Prof William Fagan1, Dr. Kumar Mainali1, Prof. Leslie Ries2, Prof. Trevor Hefley3
1University Of Maryland, College Park,, United States, 2Georgetown University, Washington,, United States, 3Kansas State University, Manhattan,, United States
Facing climate change, species unable to adapt locally must disperse if they are to persist. But how much dispersal is possible? How can we distinguish highly mobile species from those with lesser dispersal abilities? And how does this mobility depend on species’ characteristics and contexts? To explore these issues, we analyzed the mobility of North American butterflies using compiled occurrence records. As a group, butterflies comprise some of the best-studied invertebrates with regard to geographic distribution. Using >650,000 occurrence records across 344 species (obtained from the North American Butterfly Association, the Butterflies and Moths of North America, and the Global Biodiversity Information Facility), we built statistically robust maps of species’ distributions by fitting general additive models to latitude and longitude coordinate data. These models yielded probability surfaces from which we could identify ‘vagrant’ records in which a butterfly was observed well outside the geographic range of its species. The frequency of such vagrant records, and their displacements relative to the corresponding geographic ranges, are indicators of a species’ long-range mobility. We then built predictive models to distinguish species with extensive vagrancy from less mobile species in terms of their ecological characteristics and environmental contexts. These distinctions are integral to conservation measures as indicators of relative risk from climate change. Moreover, with dedicated observer networks, these predictions are eminently testable as new occurrence records pour in and species’ ranges shift.

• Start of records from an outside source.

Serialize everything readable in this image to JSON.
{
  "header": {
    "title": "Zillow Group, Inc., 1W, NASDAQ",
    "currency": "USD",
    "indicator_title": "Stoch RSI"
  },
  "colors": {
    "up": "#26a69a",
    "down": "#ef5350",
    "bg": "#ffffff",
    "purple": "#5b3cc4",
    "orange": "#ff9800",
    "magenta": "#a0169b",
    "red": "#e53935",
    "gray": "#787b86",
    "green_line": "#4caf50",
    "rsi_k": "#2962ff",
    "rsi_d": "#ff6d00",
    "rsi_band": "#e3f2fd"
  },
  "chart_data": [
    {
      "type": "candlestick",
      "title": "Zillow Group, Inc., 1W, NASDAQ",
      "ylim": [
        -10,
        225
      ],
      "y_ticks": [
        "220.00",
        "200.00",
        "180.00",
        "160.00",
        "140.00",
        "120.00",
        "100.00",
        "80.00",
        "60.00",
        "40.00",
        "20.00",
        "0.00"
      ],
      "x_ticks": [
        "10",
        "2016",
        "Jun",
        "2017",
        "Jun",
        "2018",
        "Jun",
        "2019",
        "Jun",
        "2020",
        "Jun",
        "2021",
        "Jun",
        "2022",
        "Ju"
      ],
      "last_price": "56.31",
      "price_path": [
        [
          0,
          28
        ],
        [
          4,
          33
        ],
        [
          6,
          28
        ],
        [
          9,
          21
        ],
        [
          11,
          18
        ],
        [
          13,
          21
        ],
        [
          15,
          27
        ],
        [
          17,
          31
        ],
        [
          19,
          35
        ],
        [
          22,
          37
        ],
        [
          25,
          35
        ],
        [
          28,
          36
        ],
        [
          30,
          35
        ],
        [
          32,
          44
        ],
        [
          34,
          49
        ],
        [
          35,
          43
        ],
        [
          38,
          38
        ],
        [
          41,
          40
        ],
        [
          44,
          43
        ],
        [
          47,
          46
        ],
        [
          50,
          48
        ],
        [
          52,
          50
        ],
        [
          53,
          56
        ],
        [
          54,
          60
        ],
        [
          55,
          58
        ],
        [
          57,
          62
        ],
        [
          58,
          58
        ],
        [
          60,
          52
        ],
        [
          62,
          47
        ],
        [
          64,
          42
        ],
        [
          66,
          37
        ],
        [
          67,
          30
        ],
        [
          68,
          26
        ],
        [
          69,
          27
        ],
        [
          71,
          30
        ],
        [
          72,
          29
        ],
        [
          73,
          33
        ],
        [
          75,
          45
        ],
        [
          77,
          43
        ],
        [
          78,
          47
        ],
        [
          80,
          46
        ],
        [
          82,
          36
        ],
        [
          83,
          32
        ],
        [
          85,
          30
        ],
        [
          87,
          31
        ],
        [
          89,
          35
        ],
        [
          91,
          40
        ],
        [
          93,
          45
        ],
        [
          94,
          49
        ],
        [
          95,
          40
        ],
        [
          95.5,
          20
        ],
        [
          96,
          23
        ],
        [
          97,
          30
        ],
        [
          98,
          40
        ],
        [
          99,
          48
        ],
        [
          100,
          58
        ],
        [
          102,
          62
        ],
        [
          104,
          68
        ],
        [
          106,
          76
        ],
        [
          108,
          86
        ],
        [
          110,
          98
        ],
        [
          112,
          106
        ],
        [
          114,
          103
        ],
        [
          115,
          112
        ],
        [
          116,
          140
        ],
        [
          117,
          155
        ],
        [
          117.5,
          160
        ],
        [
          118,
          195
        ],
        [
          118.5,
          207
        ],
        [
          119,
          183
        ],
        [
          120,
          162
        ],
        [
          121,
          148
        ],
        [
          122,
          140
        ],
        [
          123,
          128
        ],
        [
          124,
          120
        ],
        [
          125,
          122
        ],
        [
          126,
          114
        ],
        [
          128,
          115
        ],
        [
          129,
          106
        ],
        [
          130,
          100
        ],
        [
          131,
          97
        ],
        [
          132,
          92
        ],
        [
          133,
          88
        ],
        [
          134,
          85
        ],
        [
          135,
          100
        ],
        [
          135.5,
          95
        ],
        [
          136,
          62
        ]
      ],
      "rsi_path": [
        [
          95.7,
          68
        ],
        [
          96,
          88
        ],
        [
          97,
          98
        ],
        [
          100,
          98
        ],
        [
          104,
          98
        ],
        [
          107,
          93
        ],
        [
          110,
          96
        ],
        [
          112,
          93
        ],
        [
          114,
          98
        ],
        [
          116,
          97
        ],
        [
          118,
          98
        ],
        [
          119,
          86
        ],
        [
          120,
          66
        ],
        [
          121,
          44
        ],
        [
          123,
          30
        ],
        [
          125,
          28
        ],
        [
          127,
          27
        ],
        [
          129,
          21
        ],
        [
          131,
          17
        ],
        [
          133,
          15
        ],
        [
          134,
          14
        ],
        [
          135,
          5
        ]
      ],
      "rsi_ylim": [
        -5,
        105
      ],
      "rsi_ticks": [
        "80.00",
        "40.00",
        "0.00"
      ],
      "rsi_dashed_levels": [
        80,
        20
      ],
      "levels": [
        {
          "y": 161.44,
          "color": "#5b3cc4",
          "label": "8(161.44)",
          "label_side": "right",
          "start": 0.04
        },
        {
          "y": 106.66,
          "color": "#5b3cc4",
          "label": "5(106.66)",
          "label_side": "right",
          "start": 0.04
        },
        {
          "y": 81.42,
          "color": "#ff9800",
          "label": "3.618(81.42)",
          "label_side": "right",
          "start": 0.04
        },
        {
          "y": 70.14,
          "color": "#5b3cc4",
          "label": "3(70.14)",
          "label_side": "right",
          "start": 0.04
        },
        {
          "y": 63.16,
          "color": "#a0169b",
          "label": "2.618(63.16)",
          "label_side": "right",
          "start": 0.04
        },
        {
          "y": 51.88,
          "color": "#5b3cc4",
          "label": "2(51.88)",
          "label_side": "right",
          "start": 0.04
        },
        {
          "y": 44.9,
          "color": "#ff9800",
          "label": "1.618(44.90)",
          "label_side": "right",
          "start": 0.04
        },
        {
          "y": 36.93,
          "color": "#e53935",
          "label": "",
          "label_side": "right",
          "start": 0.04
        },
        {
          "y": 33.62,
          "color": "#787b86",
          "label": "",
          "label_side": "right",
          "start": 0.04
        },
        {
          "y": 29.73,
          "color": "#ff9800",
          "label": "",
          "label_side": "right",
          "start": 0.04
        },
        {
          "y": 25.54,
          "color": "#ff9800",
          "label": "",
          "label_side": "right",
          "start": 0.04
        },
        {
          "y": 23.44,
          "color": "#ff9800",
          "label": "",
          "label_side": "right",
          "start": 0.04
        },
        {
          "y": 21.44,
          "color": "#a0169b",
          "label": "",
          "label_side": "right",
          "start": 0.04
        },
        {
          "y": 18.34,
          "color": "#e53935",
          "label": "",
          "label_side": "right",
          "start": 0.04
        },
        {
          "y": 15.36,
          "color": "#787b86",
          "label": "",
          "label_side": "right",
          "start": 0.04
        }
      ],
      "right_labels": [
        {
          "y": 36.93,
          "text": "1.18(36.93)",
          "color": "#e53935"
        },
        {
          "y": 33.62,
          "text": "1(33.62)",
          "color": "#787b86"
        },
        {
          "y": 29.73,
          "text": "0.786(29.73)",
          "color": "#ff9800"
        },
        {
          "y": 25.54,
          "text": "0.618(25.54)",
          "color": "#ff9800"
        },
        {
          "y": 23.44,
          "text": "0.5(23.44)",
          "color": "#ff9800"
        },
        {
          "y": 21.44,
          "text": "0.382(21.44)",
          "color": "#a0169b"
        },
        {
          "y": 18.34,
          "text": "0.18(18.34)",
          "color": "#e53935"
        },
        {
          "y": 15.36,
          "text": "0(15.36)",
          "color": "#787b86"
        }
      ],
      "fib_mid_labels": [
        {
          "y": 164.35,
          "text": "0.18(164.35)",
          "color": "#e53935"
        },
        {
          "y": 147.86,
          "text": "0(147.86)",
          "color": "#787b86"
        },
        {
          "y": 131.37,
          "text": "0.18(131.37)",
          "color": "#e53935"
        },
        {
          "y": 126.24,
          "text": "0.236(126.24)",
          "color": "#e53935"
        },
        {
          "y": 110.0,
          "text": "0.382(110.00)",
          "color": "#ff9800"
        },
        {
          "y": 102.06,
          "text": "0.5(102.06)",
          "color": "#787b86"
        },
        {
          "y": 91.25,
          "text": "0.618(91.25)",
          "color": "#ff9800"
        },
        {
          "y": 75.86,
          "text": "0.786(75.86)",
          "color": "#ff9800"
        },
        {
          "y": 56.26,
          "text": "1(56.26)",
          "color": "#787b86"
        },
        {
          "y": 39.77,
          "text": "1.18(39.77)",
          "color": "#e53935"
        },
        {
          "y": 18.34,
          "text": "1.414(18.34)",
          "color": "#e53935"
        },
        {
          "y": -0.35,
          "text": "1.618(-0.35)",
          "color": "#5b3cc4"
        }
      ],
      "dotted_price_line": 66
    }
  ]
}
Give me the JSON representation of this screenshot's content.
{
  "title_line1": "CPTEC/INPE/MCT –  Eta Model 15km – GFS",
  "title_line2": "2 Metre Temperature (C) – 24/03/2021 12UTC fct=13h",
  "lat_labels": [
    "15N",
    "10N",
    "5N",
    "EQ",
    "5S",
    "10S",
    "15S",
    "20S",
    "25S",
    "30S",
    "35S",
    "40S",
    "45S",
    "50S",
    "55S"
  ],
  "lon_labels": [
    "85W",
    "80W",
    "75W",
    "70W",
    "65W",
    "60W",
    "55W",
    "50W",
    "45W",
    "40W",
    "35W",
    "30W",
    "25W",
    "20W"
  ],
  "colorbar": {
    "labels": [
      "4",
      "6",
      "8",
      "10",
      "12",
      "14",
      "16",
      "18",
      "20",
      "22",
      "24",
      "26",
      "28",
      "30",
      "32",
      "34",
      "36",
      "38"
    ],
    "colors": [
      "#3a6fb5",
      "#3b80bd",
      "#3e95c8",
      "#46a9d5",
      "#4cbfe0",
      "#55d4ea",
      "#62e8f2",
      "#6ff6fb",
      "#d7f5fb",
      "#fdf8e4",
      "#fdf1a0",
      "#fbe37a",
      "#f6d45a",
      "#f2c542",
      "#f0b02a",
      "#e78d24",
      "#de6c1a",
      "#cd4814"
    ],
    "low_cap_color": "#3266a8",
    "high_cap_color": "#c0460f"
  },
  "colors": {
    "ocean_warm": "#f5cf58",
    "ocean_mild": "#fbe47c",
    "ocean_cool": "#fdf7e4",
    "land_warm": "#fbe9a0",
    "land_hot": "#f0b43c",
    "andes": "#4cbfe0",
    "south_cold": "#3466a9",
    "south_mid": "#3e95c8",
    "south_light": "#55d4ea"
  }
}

Bill Fagan is Professor and Chair of Biology at the University of Maryland. He is a quantitative ecologist with special interests in mathematical theory and spatial data analysis. His lab has a long history of working with challenging datasets (tracking records, occurrence records, population timeseries) to understand aspects of species behavior, spatial distribution, and population dynamics. Often these projects have strong connections to conservation biology.